Para el momento en que el pasado verano se produjo la olvidada matanza de diecisiete viandantes por la Rambla de Barcelona, los pregoneros de la agitación permanente, especialmente crecidos por la notoriedad que les otorga el gobierno de las principales ciudades españolas, habían llevado a su máximo apogeo una insidiosa campaña contra los turistas y, más concretamente, contra la proliferación de alojamientos  que permiten a millones de personas de todo el mundo organizar sus vacaciones en un circuito alternativo a los hoteles por un precio generalmente más económico.

En un país como España, que recibió en 2016, repartidos de forma muy desigual, 75 millones de visitantes extranjeros, quienes, además, generaron, junto a los turistas nacionales, unos ingresos de 120.000 millones de euros (el 11,1% del PIB) y un volumen de empleo de 2,5 millones de personas, los políticos deberían ser especialmente cautos a la hora de atizar descalificaciones contra unas personas que dinamizan tanto la vida y la economía.

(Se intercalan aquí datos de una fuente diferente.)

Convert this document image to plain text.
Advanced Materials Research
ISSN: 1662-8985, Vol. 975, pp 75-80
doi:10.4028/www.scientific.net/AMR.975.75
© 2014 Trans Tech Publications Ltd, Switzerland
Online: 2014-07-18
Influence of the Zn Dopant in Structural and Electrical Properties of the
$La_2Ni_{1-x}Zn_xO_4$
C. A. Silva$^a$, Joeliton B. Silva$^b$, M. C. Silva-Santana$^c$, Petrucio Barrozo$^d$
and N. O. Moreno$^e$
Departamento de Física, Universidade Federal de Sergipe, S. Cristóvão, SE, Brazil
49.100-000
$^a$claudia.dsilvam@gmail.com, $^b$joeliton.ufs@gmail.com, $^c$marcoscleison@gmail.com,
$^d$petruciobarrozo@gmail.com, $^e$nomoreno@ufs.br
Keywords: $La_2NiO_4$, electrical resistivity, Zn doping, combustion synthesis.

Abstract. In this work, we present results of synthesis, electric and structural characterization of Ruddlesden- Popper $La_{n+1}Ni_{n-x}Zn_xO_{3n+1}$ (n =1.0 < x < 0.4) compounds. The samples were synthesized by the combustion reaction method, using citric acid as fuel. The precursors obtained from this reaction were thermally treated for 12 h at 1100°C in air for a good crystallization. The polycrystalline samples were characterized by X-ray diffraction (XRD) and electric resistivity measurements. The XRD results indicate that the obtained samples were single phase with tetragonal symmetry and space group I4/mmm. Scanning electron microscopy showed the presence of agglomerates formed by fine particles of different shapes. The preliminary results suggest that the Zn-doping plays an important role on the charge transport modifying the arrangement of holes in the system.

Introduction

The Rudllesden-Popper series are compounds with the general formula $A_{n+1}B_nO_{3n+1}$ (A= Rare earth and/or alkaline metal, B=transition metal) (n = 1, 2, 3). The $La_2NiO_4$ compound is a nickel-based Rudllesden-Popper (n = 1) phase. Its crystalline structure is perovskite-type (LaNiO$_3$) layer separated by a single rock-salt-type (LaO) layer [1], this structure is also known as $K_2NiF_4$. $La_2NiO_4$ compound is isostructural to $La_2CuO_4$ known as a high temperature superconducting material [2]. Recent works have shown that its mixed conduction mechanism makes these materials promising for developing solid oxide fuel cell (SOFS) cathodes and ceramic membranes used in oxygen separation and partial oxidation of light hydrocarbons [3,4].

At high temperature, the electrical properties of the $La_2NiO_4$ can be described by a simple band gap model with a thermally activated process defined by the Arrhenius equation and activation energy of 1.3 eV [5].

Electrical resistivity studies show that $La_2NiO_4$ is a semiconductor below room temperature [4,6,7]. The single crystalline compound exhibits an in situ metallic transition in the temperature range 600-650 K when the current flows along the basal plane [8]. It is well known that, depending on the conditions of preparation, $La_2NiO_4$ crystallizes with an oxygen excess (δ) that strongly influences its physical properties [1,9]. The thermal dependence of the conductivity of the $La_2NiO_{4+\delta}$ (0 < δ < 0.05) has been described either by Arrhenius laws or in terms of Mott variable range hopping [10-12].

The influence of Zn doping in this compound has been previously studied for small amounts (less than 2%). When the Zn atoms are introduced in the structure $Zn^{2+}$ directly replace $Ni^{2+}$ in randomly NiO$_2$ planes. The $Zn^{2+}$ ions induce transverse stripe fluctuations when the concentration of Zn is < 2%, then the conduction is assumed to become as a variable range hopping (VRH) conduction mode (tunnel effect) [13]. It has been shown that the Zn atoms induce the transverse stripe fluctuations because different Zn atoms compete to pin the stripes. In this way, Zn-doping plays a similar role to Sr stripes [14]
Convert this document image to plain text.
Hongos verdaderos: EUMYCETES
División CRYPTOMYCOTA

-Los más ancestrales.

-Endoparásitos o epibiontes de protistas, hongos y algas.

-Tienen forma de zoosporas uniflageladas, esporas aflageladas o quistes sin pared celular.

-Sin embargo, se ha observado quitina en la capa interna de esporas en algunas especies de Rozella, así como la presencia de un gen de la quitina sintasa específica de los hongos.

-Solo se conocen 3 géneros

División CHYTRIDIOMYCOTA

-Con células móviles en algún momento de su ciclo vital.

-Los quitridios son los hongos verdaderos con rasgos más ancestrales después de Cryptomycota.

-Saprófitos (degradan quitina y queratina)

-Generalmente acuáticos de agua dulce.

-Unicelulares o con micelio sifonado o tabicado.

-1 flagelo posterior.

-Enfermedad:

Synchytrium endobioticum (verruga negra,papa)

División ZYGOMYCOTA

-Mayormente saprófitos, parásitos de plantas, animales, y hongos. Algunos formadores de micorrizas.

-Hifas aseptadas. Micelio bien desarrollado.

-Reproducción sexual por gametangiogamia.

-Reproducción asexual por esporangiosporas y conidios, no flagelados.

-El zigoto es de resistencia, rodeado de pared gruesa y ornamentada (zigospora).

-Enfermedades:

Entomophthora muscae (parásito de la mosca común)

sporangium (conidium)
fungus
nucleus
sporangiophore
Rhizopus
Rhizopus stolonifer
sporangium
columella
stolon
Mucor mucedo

Es verdad que, en contados casos, el turismo masivo provoca también costes y problemas relacionados con la saturación de las calles y los transportes o la mayor escasez de viviendas para los residentes en zonas determinadas de algunas ciudades. Ahora bien, cabe preguntarse, en primer lugar, hasta qué punto son ciertos los fenómenos que denuncian esos políticos que creen que las administraciones públicas pueden, no solo planificar de forma óptima todas las infraestructuras de una ciudad, sino también la actuación de millones de personas sometidas a sus regulaciones, y, en segundo lugar, si no son ellos los máximos responsables del estado de cosas.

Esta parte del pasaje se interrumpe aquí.